South by Southwest used to be just a little festival in Austin, Texas where music industry types would trek every March to sign the next big thing – as well as to get some sun, tacos, and barbecue. But SXSW – pronounced “South-by” by locals and attendees – has evolved into the modern equivalent of the World’s Fair where people come to discover the technologies that will transform their cities, and nowhere is this more evident than in the future of urban mobility. If what’s in display in Austin is any indication, how people move around cities is about to radically change. 

“South by Southwest started as a music festival,” Hugh Forrest, the Chief Programming Officer for SXSW, told a gathering of mayors from the U.S. and Canada this morning. “What you see out there took 30 years to build.” 

What those mayors are seeing is a future for their cities in which taxis fly, garbage trucks analyze trash, and traffic is managed in real time not by traffic engineers but by artificial intelligence.  

 EmbraerX, a Brazilian aviation company, came to SXSW to tout its vision of taking ride-sharing to the next level, in this case literally, with its eVTOL, or an electrical Vertical Take Off and Landing vehicle. Basically, we’re talking flying taxis. 

Even building a flying taxi – sorry, an electric, and possibly pilotless flying taxi – requires EmbraerX to build an entirely new ecosystem to  deploy, park, regulate, and manage eVTOLs.   

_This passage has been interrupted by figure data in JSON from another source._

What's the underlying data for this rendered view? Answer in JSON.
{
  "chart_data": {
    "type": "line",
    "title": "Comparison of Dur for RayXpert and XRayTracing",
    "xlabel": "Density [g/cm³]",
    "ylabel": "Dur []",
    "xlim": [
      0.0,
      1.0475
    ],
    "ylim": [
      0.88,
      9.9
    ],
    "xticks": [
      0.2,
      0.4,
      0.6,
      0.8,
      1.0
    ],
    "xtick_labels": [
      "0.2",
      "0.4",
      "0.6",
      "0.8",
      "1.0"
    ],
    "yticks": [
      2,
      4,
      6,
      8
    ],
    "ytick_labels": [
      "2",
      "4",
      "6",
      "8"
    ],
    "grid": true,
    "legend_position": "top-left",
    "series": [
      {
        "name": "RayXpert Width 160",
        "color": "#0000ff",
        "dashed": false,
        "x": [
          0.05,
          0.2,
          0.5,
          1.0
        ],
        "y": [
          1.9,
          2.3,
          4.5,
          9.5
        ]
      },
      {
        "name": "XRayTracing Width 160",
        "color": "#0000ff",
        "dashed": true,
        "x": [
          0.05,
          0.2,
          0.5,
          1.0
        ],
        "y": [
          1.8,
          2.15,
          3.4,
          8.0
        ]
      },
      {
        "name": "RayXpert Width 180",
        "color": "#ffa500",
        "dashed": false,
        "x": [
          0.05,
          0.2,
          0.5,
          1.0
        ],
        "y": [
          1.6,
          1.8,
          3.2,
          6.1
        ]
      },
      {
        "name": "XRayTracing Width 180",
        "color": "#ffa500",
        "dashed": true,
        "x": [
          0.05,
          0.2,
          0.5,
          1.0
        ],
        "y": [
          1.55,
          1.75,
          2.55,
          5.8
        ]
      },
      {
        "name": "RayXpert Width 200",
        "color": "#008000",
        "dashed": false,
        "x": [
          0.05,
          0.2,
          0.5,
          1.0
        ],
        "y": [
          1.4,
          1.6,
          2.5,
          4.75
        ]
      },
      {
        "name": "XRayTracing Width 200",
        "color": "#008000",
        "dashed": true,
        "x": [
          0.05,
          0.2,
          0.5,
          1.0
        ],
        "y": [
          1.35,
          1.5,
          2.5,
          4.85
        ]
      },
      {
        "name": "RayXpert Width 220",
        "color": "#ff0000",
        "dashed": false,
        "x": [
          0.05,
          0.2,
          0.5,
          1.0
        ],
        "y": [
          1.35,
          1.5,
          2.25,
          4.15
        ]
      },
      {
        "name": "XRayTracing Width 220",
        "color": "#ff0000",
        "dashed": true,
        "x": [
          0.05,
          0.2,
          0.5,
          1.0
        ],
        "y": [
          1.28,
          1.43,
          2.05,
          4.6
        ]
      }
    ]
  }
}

But the first step is to get people used to the idea, which is what convinced EmbraerX to create a Prototype Room at SXSW where people could build flying taxis out of Legos, use VR headsets to take a virtual ride or have to company’s head designer sketch out your own particular vision of what it should look like.  

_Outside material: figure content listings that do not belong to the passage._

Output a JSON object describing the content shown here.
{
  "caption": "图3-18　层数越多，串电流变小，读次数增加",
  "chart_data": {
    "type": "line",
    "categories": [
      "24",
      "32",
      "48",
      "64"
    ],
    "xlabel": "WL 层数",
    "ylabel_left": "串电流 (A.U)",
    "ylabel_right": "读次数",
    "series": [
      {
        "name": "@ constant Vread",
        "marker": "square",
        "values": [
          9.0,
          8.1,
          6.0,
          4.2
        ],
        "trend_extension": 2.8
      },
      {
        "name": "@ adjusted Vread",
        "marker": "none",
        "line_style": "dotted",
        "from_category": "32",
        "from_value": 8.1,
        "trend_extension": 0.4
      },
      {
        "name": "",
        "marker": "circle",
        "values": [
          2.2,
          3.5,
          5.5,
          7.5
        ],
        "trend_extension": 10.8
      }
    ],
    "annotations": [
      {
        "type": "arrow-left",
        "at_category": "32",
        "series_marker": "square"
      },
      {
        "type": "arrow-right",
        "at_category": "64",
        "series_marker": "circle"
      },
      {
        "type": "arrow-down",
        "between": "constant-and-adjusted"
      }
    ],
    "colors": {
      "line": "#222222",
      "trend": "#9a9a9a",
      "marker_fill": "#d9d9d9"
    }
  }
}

“It will only be possible if we ignite people’s imagination and show we are not offering product, but a social transformation. SXSW is an obvious stage to spread this message,” said Antonio Campello, CEO of EmbraerX. 

The imminent arrival of automated vehicles in cities has journalist Malcolm Gladwell, who spoke at SXSW on Saturday, worried. While he quibbled with describing driverless cars as autonomous when they can’t exercise decision-making powers, his major concern is that introducing computer-driven cars onto public roads before we’ve solved cyber security poses a significant risk to cities.  

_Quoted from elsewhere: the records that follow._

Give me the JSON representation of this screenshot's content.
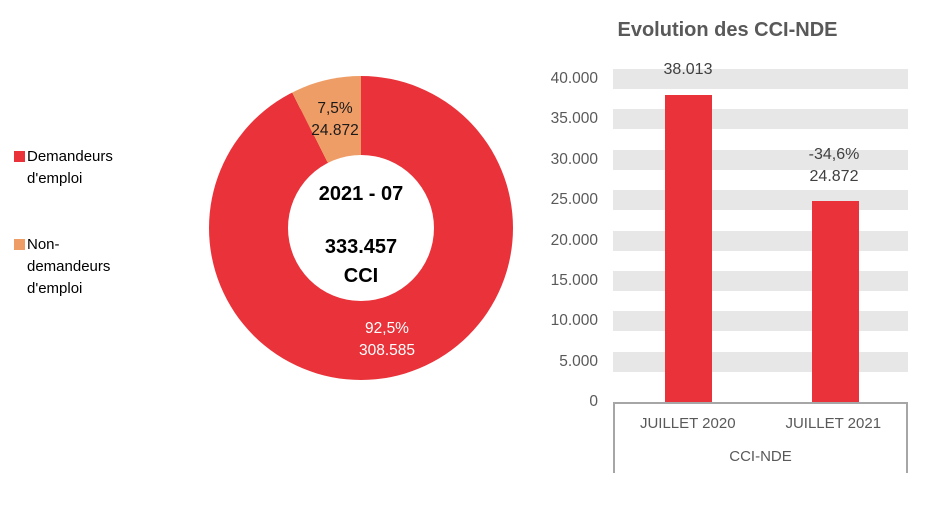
{
  "chart_data": [
    {
      "type": "pie",
      "subtype": "donut",
      "center_labels": {
        "period": "2021 - 07",
        "total": "333.457",
        "unit": "CCI"
      },
      "slices": [
        {
          "label": "Demandeurs d'emploi",
          "value": 308585,
          "pct": 92.5,
          "pct_label": "92,5%",
          "value_label": "308.585",
          "color": "#e93239"
        },
        {
          "label": "Non-demandeurs d'emploi",
          "value": 24872,
          "pct": 7.5,
          "pct_label": "7,5%",
          "value_label": "24.872",
          "color": "#ef9d66"
        }
      ],
      "legend": {
        "position": "left",
        "items": [
          {
            "label": "Demandeurs\nd'emploi",
            "color": "#e93239"
          },
          {
            "label": "Non-\ndemandeurs\nd'emploi",
            "color": "#ef9d66"
          }
        ]
      }
    },
    {
      "type": "bar",
      "title": "Evolution des CCI-NDE",
      "categories": [
        "JUILLET 2020",
        "JUILLET 2021"
      ],
      "values": [
        38013,
        24872
      ],
      "bar_labels": [
        [
          "38.013"
        ],
        [
          "-34,6%",
          "24.872"
        ]
      ],
      "axis_group_label": "CCI-NDE",
      "yticks": [
        "40.000",
        "35.000",
        "30.000",
        "25.000",
        "20.000",
        "15.000",
        "10.000",
        "5.000",
        "0"
      ],
      "ytick_values": [
        40000,
        35000,
        30000,
        25000,
        20000,
        15000,
        10000,
        5000,
        0
      ],
      "ylim": [
        0,
        40000
      ],
      "grid": "horizontal-bands",
      "legend_position": "none",
      "bar_color": "#e93239",
      "band_color": "#e7e7e7"
    }
  ]
}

“People in Silicon Valley are a little bit too blasé about security,” said Gladwell. “At a time where I wake up to news about $200 million hacks every week, it is irresponsible to bring about such a societal shift” like driverless cars.  “If the NSA can’t protect itself, who can?” 

Cities will likely work through that and many other questions with driverless vehicles before we ever take our first ride in a flying taxi. Between now and that point in the not-too-distant future how we get around cities is going to undergo a period of rapid and perhaps disruptive change. The only thing that won’t change with urban mobility is that it will be discussed every March in Austin at SXSW.